GenArtist: Multimodal LLM as an Agent for Unified Image Generation and Editing

Zhenyu Wang,Aoxue Li,Zhenguo Li,Xihui Liu
2024-10-28
Abstract:Despite the success achieved by existing image generation and editing methods, current models still struggle with complex problems including intricate text prompts, and the absence of verification and self-correction mechanisms makes the generated images unreliable. Meanwhile, a single model tends to specialize in particular tasks and possess the corresponding capabilities, making it inadequate for fulfilling all user requirements. We propose GenArtist, a unified image generation and editing system, coordinated by a multimodal large language model (MLLM) agent. We integrate a comprehensive range of existing models into the tool library and utilize the agent for tool selection and execution. For a complex problem, the MLLM agent decomposes it into simpler sub-problems and constructs a tree structure to systematically plan the procedure of generation, editing, and self-correction with step-by-step verification. By automatically generating missing position-related inputs and incorporating position information, the appropriate tool can be effectively employed to address each sub-problem. Experiments demonstrate that GenArtist can perform various generation and editing tasks, achieving state-of-the-art performance and surpassing existing models such as SDXL and DALL-E 3, as can be seen in Fig. 1. Project page is <a class="link-external link-https" href="https://zhenyuw16.github.io/GenArtist_page" rel="external noopener nofollow">this https URL</a>.
Computer Vision and Pattern Recognition
What problem does this paper attempt to address?

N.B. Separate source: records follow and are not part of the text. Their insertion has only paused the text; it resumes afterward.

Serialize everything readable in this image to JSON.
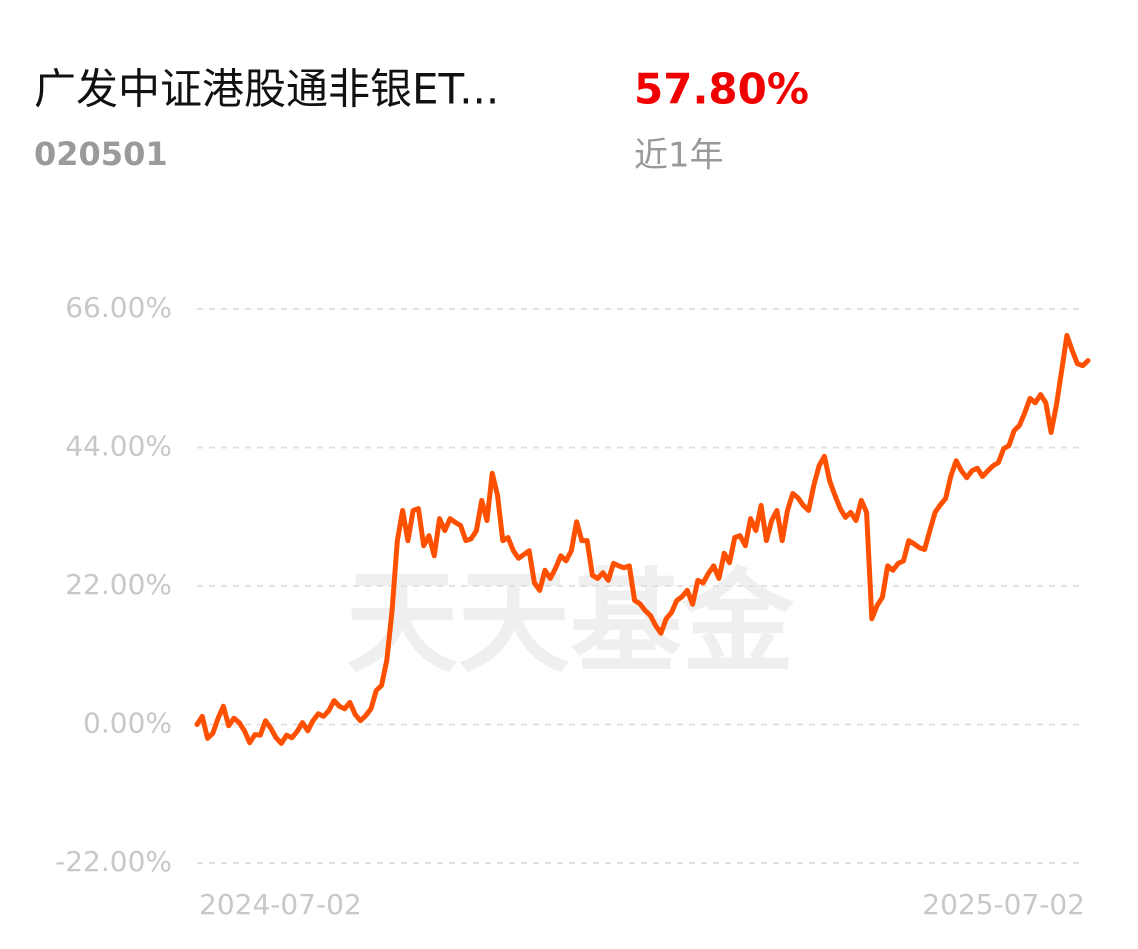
{
  "chart_data": {
    "type": "line",
    "title": "广发中证港股通非银ET...",
    "subtitle": "020501",
    "annotations": [
      "57.80%",
      "近1年",
      "天天基金"
    ],
    "color": "#ff5000",
    "grid": true,
    "ylim": [
      -22,
      66
    ],
    "yticks": [
      {
        "value": -22,
        "label": "-22.00%"
      },
      {
        "value": 0,
        "label": "0.00%"
      },
      {
        "value": 22,
        "label": "22.00%"
      },
      {
        "value": 44,
        "label": "44.00%"
      },
      {
        "value": 66,
        "label": "66.00%"
      }
    ],
    "categories": [
      "2024-07-02",
      null,
      null,
      null,
      null,
      null,
      null,
      null,
      null,
      null,
      null,
      null,
      null,
      null,
      null,
      null,
      null,
      null,
      null,
      null,
      null,
      null,
      null,
      null,
      null,
      null,
      null,
      null,
      null,
      null,
      null,
      null,
      null,
      null,
      null,
      null,
      null,
      null,
      null,
      null,
      null,
      null,
      null,
      null,
      null,
      null,
      null,
      null,
      null,
      null,
      null,
      null,
      null,
      null,
      null,
      null,
      null,
      null,
      null,
      null,
      null,
      null,
      null,
      null,
      null,
      null,
      null,
      null,
      null,
      null,
      null,
      null,
      null,
      null,
      null,
      null,
      null,
      null,
      null,
      null,
      null,
      null,
      null,
      null,
      null,
      null,
      null,
      null,
      null,
      null,
      null,
      null,
      null,
      null,
      null,
      null,
      null,
      null,
      null,
      null,
      null,
      null,
      null,
      null,
      null,
      null,
      null,
      null,
      null,
      null,
      null,
      null,
      null,
      null,
      null,
      null,
      null,
      null,
      null,
      null,
      null,
      null,
      null,
      null,
      null,
      null,
      null,
      null,
      null,
      null,
      null,
      null,
      null,
      null,
      null,
      null,
      null,
      null,
      null,
      null,
      null,
      null,
      null,
      null,
      null,
      null,
      null,
      null,
      null,
      null,
      null,
      null,
      null,
      null,
      null,
      null,
      null,
      null,
      null,
      null,
      null,
      null,
      null,
      null,
      null,
      null,
      null,
      null,
      null,
      "2025-07-02"
    ],
    "values": [
      0,
      1.3,
      -2.2,
      -1.4,
      1.0,
      2.9,
      -0.2,
      1.0,
      0.3,
      -1.0,
      -2.9,
      -1.6,
      -1.7,
      0.6,
      -0.6,
      -2.1,
      -3.0,
      -1.7,
      -2.1,
      -1.1,
      0.3,
      -1.0,
      0.6,
      1.7,
      1.3,
      2.2,
      3.8,
      2.9,
      2.5,
      3.5,
      1.6,
      0.6,
      1.4,
      2.5,
      5.4,
      6.2,
      10.2,
      18.1,
      29.2,
      34.0,
      29.2,
      34.0,
      34.3,
      28.4,
      30.0,
      26.8,
      32.7,
      30.8,
      32.7,
      32.1,
      31.6,
      29.2,
      29.5,
      30.8,
      35.6,
      32.4,
      39.9,
      36.4,
      29.2,
      29.7,
      27.6,
      26.4,
      27.0,
      27.6,
      22.5,
      21.3,
      24.5,
      23.2,
      24.8,
      26.8,
      26.0,
      27.6,
      32.2,
      29.2,
      29.2,
      23.7,
      23.2,
      24.1,
      22.9,
      25.6,
      25.2,
      24.9,
      25.2,
      19.7,
      19.2,
      18.1,
      17.3,
      15.7,
      14.5,
      16.8,
      17.8,
      19.7,
      20.3,
      21.3,
      19.1,
      22.9,
      22.5,
      24.0,
      25.2,
      23.2,
      27.2,
      25.7,
      29.7,
      30.0,
      28.4,
      32.7,
      30.8,
      34.8,
      29.2,
      32.4,
      34.0,
      29.2,
      34.0,
      36.7,
      36.0,
      34.8,
      34.0,
      38.0,
      41.1,
      42.6,
      38.7,
      36.4,
      34.3,
      32.9,
      33.7,
      32.4,
      35.6,
      33.7,
      16.8,
      18.9,
      20.2,
      25.2,
      24.5,
      25.6,
      26.0,
      29.2,
      28.7,
      28.1,
      27.8,
      30.8,
      33.7,
      34.9,
      35.9,
      39.5,
      41.9,
      40.3,
      39.2,
      40.3,
      40.7,
      39.4,
      40.3,
      41.1,
      41.6,
      43.8,
      44.3,
      46.7,
      47.5,
      49.5,
      51.8,
      51.1,
      52.4,
      51.1,
      46.4,
      50.7,
      56.2,
      61.8,
      59.4,
      57.3,
      57.0,
      57.8
    ]
  }
}
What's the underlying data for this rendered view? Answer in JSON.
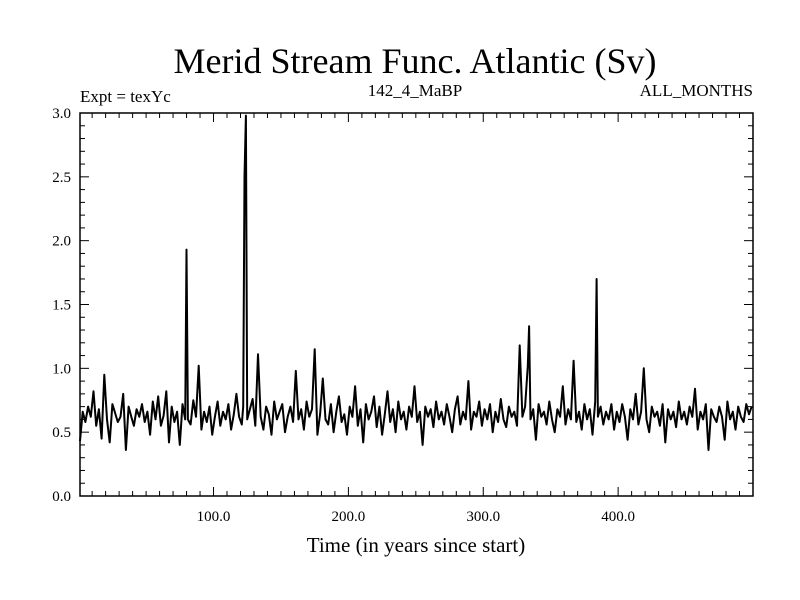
{
  "chart_data": {
    "type": "line",
    "title": "Merid Stream Func. Atlantic (Sv)",
    "subtitle_left": "Expt = texYc",
    "subtitle_center": "142_4_MaBP",
    "subtitle_right": "ALL_MONTHS",
    "xlabel": "Time (in years since start)",
    "ylabel": "",
    "xlim": [
      1,
      500
    ],
    "ylim": [
      0.0,
      3.0
    ],
    "xticks_labeled": [
      {
        "value": 100,
        "label": "100.0"
      },
      {
        "value": 200,
        "label": "200.0"
      },
      {
        "value": 300,
        "label": "300.0"
      },
      {
        "value": 400,
        "label": "400.0"
      }
    ],
    "yticks_labeled": [
      {
        "value": 0.0,
        "label": "0.0"
      },
      {
        "value": 0.5,
        "label": "0.5"
      },
      {
        "value": 1.0,
        "label": "1.0"
      },
      {
        "value": 1.5,
        "label": "1.5"
      },
      {
        "value": 2.0,
        "label": "2.0"
      },
      {
        "value": 2.5,
        "label": "2.5"
      },
      {
        "value": 3.0,
        "label": "3.0"
      }
    ],
    "x_minor_step": 10,
    "y_minor_step": 0.1,
    "grid": false,
    "line_color": "#000000",
    "series": [
      {
        "points": [
          [
            1,
            0.43
          ],
          [
            3,
            0.66
          ],
          [
            5,
            0.58
          ],
          [
            7,
            0.7
          ],
          [
            9,
            0.62
          ],
          [
            11,
            0.82
          ],
          [
            13,
            0.55
          ],
          [
            15,
            0.68
          ],
          [
            17,
            0.45
          ],
          [
            19,
            0.95
          ],
          [
            21,
            0.6
          ],
          [
            23,
            0.42
          ],
          [
            25,
            0.72
          ],
          [
            27,
            0.65
          ],
          [
            29,
            0.58
          ],
          [
            31,
            0.62
          ],
          [
            33,
            0.8
          ],
          [
            35,
            0.36
          ],
          [
            37,
            0.7
          ],
          [
            39,
            0.62
          ],
          [
            41,
            0.55
          ],
          [
            43,
            0.68
          ],
          [
            45,
            0.62
          ],
          [
            47,
            0.72
          ],
          [
            49,
            0.58
          ],
          [
            51,
            0.66
          ],
          [
            53,
            0.48
          ],
          [
            55,
            0.74
          ],
          [
            57,
            0.6
          ],
          [
            59,
            0.78
          ],
          [
            61,
            0.55
          ],
          [
            63,
            0.63
          ],
          [
            65,
            0.82
          ],
          [
            67,
            0.42
          ],
          [
            69,
            0.7
          ],
          [
            71,
            0.58
          ],
          [
            73,
            0.66
          ],
          [
            75,
            0.4
          ],
          [
            77,
            0.72
          ],
          [
            79,
            0.6
          ],
          [
            80,
            1.93
          ],
          [
            81,
            0.6
          ],
          [
            83,
            0.56
          ],
          [
            85,
            0.75
          ],
          [
            87,
            0.62
          ],
          [
            89,
            1.02
          ],
          [
            91,
            0.52
          ],
          [
            93,
            0.66
          ],
          [
            95,
            0.58
          ],
          [
            97,
            0.7
          ],
          [
            99,
            0.48
          ],
          [
            101,
            0.62
          ],
          [
            103,
            0.74
          ],
          [
            105,
            0.55
          ],
          [
            107,
            0.66
          ],
          [
            109,
            0.6
          ],
          [
            111,
            0.72
          ],
          [
            113,
            0.52
          ],
          [
            115,
            0.64
          ],
          [
            117,
            0.8
          ],
          [
            119,
            0.62
          ],
          [
            121,
            0.56
          ],
          [
            122,
            0.7
          ],
          [
            123,
            2.5
          ],
          [
            124,
            2.98
          ],
          [
            125,
            0.6
          ],
          [
            127,
            0.68
          ],
          [
            129,
            0.76
          ],
          [
            131,
            0.55
          ],
          [
            133,
            1.11
          ],
          [
            135,
            0.62
          ],
          [
            137,
            0.52
          ],
          [
            139,
            0.7
          ],
          [
            141,
            0.64
          ],
          [
            143,
            0.48
          ],
          [
            145,
            0.74
          ],
          [
            147,
            0.6
          ],
          [
            149,
            0.66
          ],
          [
            151,
            0.72
          ],
          [
            153,
            0.5
          ],
          [
            155,
            0.62
          ],
          [
            157,
            0.7
          ],
          [
            159,
            0.58
          ],
          [
            161,
            0.98
          ],
          [
            163,
            0.6
          ],
          [
            165,
            0.68
          ],
          [
            167,
            0.52
          ],
          [
            169,
            0.74
          ],
          [
            171,
            0.62
          ],
          [
            173,
            0.68
          ],
          [
            175,
            1.15
          ],
          [
            177,
            0.48
          ],
          [
            179,
            0.64
          ],
          [
            181,
            0.92
          ],
          [
            183,
            0.6
          ],
          [
            185,
            0.56
          ],
          [
            187,
            0.72
          ],
          [
            189,
            0.5
          ],
          [
            191,
            0.66
          ],
          [
            193,
            0.78
          ],
          [
            195,
            0.58
          ],
          [
            197,
            0.64
          ],
          [
            199,
            0.48
          ],
          [
            201,
            0.7
          ],
          [
            203,
            0.62
          ],
          [
            205,
            0.86
          ],
          [
            207,
            0.55
          ],
          [
            209,
            0.68
          ],
          [
            211,
            0.42
          ],
          [
            213,
            0.72
          ],
          [
            215,
            0.6
          ],
          [
            217,
            0.66
          ],
          [
            219,
            0.78
          ],
          [
            221,
            0.54
          ],
          [
            223,
            0.7
          ],
          [
            225,
            0.48
          ],
          [
            227,
            0.64
          ],
          [
            229,
            0.82
          ],
          [
            231,
            0.58
          ],
          [
            233,
            0.68
          ],
          [
            235,
            0.5
          ],
          [
            237,
            0.74
          ],
          [
            239,
            0.6
          ],
          [
            241,
            0.66
          ],
          [
            243,
            0.52
          ],
          [
            245,
            0.7
          ],
          [
            247,
            0.62
          ],
          [
            249,
            0.86
          ],
          [
            251,
            0.58
          ],
          [
            253,
            0.66
          ],
          [
            255,
            0.4
          ],
          [
            257,
            0.7
          ],
          [
            259,
            0.62
          ],
          [
            261,
            0.68
          ],
          [
            263,
            0.54
          ],
          [
            265,
            0.74
          ],
          [
            267,
            0.6
          ],
          [
            269,
            0.66
          ],
          [
            271,
            0.56
          ],
          [
            273,
            0.72
          ],
          [
            275,
            0.62
          ],
          [
            277,
            0.5
          ],
          [
            279,
            0.68
          ],
          [
            281,
            0.78
          ],
          [
            283,
            0.56
          ],
          [
            285,
            0.66
          ],
          [
            287,
            0.6
          ],
          [
            289,
            0.9
          ],
          [
            291,
            0.52
          ],
          [
            293,
            0.66
          ],
          [
            295,
            0.62
          ],
          [
            297,
            0.74
          ],
          [
            299,
            0.55
          ],
          [
            301,
            0.68
          ],
          [
            303,
            0.6
          ],
          [
            305,
            0.72
          ],
          [
            307,
            0.5
          ],
          [
            309,
            0.66
          ],
          [
            311,
            0.58
          ],
          [
            313,
            0.76
          ],
          [
            315,
            0.6
          ],
          [
            317,
            0.54
          ],
          [
            319,
            0.7
          ],
          [
            321,
            0.62
          ],
          [
            323,
            0.66
          ],
          [
            325,
            0.55
          ],
          [
            327,
            1.18
          ],
          [
            329,
            0.62
          ],
          [
            331,
            0.7
          ],
          [
            333,
            1.02
          ],
          [
            334,
            1.33
          ],
          [
            335,
            0.6
          ],
          [
            337,
            0.68
          ],
          [
            339,
            0.44
          ],
          [
            341,
            0.72
          ],
          [
            343,
            0.62
          ],
          [
            345,
            0.66
          ],
          [
            347,
            0.56
          ],
          [
            349,
            0.74
          ],
          [
            351,
            0.6
          ],
          [
            353,
            0.5
          ],
          [
            355,
            0.68
          ],
          [
            357,
            0.62
          ],
          [
            359,
            0.86
          ],
          [
            361,
            0.56
          ],
          [
            363,
            0.68
          ],
          [
            365,
            0.6
          ],
          [
            367,
            1.06
          ],
          [
            369,
            0.58
          ],
          [
            371,
            0.66
          ],
          [
            373,
            0.52
          ],
          [
            375,
            0.72
          ],
          [
            377,
            0.6
          ],
          [
            379,
            0.68
          ],
          [
            381,
            0.48
          ],
          [
            383,
            0.74
          ],
          [
            384,
            1.7
          ],
          [
            385,
            0.62
          ],
          [
            387,
            0.7
          ],
          [
            389,
            0.56
          ],
          [
            391,
            0.66
          ],
          [
            393,
            0.6
          ],
          [
            395,
            0.72
          ],
          [
            397,
            0.52
          ],
          [
            399,
            0.66
          ],
          [
            401,
            0.58
          ],
          [
            403,
            0.72
          ],
          [
            405,
            0.62
          ],
          [
            407,
            0.44
          ],
          [
            409,
            0.68
          ],
          [
            411,
            0.6
          ],
          [
            413,
            0.8
          ],
          [
            415,
            0.56
          ],
          [
            417,
            0.66
          ],
          [
            419,
            1.0
          ],
          [
            421,
            0.6
          ],
          [
            423,
            0.5
          ],
          [
            425,
            0.7
          ],
          [
            427,
            0.62
          ],
          [
            429,
            0.66
          ],
          [
            431,
            0.55
          ],
          [
            433,
            0.72
          ],
          [
            435,
            0.42
          ],
          [
            437,
            0.68
          ],
          [
            439,
            0.6
          ],
          [
            441,
            0.66
          ],
          [
            443,
            0.54
          ],
          [
            445,
            0.74
          ],
          [
            447,
            0.6
          ],
          [
            449,
            0.66
          ],
          [
            451,
            0.56
          ],
          [
            453,
            0.7
          ],
          [
            455,
            0.62
          ],
          [
            457,
            0.84
          ],
          [
            459,
            0.52
          ],
          [
            461,
            0.66
          ],
          [
            463,
            0.6
          ],
          [
            465,
            0.72
          ],
          [
            467,
            0.36
          ],
          [
            469,
            0.68
          ],
          [
            471,
            0.62
          ],
          [
            473,
            0.58
          ],
          [
            475,
            0.7
          ],
          [
            477,
            0.62
          ],
          [
            479,
            0.44
          ],
          [
            481,
            0.74
          ],
          [
            483,
            0.6
          ],
          [
            485,
            0.66
          ],
          [
            487,
            0.52
          ],
          [
            489,
            0.7
          ],
          [
            491,
            0.62
          ],
          [
            493,
            0.58
          ],
          [
            495,
            0.72
          ],
          [
            497,
            0.64
          ],
          [
            499,
            0.7
          ]
        ]
      }
    ]
  }
}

The problems that this paper attempts to solve mainly focus on the following aspects: 1. **High Diversity and Variability of Image Generation and Editing Requirements**: Existing image generation or editing methods are insufficient when facing users' diverse requirements, such as requirements for different objects and backgrounds, and specific requirements for various operations in text prompts. Different models often have different advantages and focuses. General models may not be as powerful as fine - tuned models in some aspects, but perform better when dealing with unseen data. 2. **Ability to Handle Complex Problems**: Current models still have difficulties in handling complex tasks, such as long and complex sentences in text - to - image tasks, or multi - step complex instructions in editing tasks. Although expanding the model scale or fine - tuning can alleviate this problem, due to the high variability and flexibility of text, there will always be some complex problems that are difficult to be effectively handled by well - trained models. 3. **Model Reliability**: Even if designed very elaborately, models will inevitably encounter some failure situations. Generated images sometimes cannot accurately correspond to the content of users' prompts. Existing models lack the ability to independently evaluate the correctness of generated images, let alone self - correct, which makes the reliability of generated images low. To address the above challenges, the author proposes a unified image generation and editing system - **GenArtist**. The innovation of this system lies in using a multi - modal large - language model (MLLM) as an AI agent. This agent can analyze requirements according to user instructions, decompose complex problems, and formulate specific solutions by constructing a planning tree. In addition, this system also has the ability to perform location - aware tools, can automatically complete missing location - related inputs, and select the most appropriate tool to solve each sub - problem in combination with location information. Through these mechanisms, GenArtist not only improves the reliability of model execution but also significantly enhances the controllability of user instructions on images, achieving unified processing of image generation and editing tasks.